La mensa rimane
alla Ca' d'Industria

Ca' d'Industria vince anche il secondo round legale davanti al Consiglio di Stato in attesa che la vicenda del contratto per i pasti a Fms venga dipanata nel merito dai magistrati amministrativi.

COMO Ca' d'Industria vince anche il secondo round legale davanti al Consiglio di Stato in attesa che la vicenda del contratto per i pasti a Fms venga dipanata nel merito dai magistrati amministrativi.
I giudici del Consiglio di Stato scrivono nel dettaglio che «ritenuta, nell'esame proprio della fase cautelare, che la particolare articolazione della controversia appare meritevole di approfondimento nel giudizio di merito» e accoglie la richiesta cautelare di Fms solo «ai fini della sollecita fissazione dell'udienza di merito in primo grado».
Non interviene, però, sulla rescissione del contratto (siglato quando presidente era  Domenico Pellegrino) fatta dal nuovo consiglio di amministrazione e non accogliendo la richiesta di sospensiva non reintegra Fms.
Per l'attuale cda il contratto rappresenta l'esito di una gara d'appalto anomala, in cui è stata accettata l'offerta di Fms per un minimo garantito di pasti, a prescindere dall'effettiva erogazione, benché il bando di gara non lo prevedesse.
Perciò l'offerta non conforme al bando doveva essere ritenuta inammissibile. Una questione da 500mila euro l'anno, visto che i pasti non erogati pesavano 45mila euro al mese, e che Ca d'Industria da tempo si rifiuta di pagare nonostante le ingiunzioni della società.
«Sono contento - commenta il presidente del consiglio di amministrazione Paolo Frisoni - che sia andata così e ci sono tutte le premesse che anche nel merito la questione finisca bene per Ca' d'Industria.

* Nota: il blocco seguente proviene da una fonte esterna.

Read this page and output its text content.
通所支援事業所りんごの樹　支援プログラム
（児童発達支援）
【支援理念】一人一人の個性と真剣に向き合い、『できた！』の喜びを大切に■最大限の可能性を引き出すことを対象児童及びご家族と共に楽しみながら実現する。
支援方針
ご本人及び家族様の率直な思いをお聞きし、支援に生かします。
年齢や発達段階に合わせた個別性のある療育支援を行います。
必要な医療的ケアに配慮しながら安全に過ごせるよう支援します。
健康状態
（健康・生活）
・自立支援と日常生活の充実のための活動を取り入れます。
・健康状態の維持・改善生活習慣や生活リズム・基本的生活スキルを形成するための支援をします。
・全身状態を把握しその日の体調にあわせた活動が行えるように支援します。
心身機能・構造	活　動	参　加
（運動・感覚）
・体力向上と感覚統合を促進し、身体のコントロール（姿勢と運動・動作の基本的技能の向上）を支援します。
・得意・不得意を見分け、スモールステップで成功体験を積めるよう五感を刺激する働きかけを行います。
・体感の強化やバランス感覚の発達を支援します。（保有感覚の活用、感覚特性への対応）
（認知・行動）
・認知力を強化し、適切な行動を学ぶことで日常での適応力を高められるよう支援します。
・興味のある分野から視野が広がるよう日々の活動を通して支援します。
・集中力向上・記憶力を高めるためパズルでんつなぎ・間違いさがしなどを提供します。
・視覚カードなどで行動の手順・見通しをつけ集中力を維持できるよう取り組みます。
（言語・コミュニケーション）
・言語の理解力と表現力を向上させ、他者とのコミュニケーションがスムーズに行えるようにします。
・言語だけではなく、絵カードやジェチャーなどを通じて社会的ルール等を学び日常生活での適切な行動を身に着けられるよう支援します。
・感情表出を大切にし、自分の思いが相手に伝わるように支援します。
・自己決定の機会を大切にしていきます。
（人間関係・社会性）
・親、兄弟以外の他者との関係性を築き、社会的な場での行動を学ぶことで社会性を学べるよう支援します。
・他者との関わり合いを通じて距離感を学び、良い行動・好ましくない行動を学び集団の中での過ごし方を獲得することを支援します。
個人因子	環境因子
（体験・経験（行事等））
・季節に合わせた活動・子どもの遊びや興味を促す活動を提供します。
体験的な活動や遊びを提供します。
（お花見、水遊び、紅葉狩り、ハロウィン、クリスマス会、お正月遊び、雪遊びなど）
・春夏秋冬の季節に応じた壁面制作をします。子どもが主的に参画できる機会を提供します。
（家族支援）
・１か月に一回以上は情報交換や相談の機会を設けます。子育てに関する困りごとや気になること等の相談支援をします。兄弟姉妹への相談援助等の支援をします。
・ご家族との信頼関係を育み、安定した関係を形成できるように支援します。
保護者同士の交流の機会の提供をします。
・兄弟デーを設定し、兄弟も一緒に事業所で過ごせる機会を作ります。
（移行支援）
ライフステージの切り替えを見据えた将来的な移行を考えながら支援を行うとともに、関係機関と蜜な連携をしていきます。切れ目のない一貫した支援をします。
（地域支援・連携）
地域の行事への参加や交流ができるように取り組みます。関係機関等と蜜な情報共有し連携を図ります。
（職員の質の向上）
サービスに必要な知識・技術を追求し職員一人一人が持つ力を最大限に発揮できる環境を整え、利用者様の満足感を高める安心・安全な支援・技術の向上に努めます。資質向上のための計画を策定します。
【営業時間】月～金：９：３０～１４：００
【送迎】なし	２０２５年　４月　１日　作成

Si resta veramente sorpresi del fatto che un'azienda abbia effettuato un'offerta anomala non prevista dal bando di gara e continui a vantare diritti. Questa vicenda ci causa anche dei danni di immagine, anche a livello bancario».
Frisoni ammette che la chiusura del contratto «porta Ca' d'Industria a risparmiare un sacco di soldi, oltre 500mila euro l'anno».
Dal canto suo Simone Gatto, avvocato e componente del cda che fin dall'insediamento aveva contestato il bando fatto dai predecessori dice chiaramente: «È la dimostrazione che stiamo andando nella giusta direzione per il bene degli ospiti della Ca d'Industria. Il Tar e il Consiglio di Stato dichiarando la loro competenza sulla questione chiariscono che siamo un ente di diritto pubblico e quindi che tutte le nuove misure che ha preso il consiglio in modo trasparente vengono confermate dai giudici».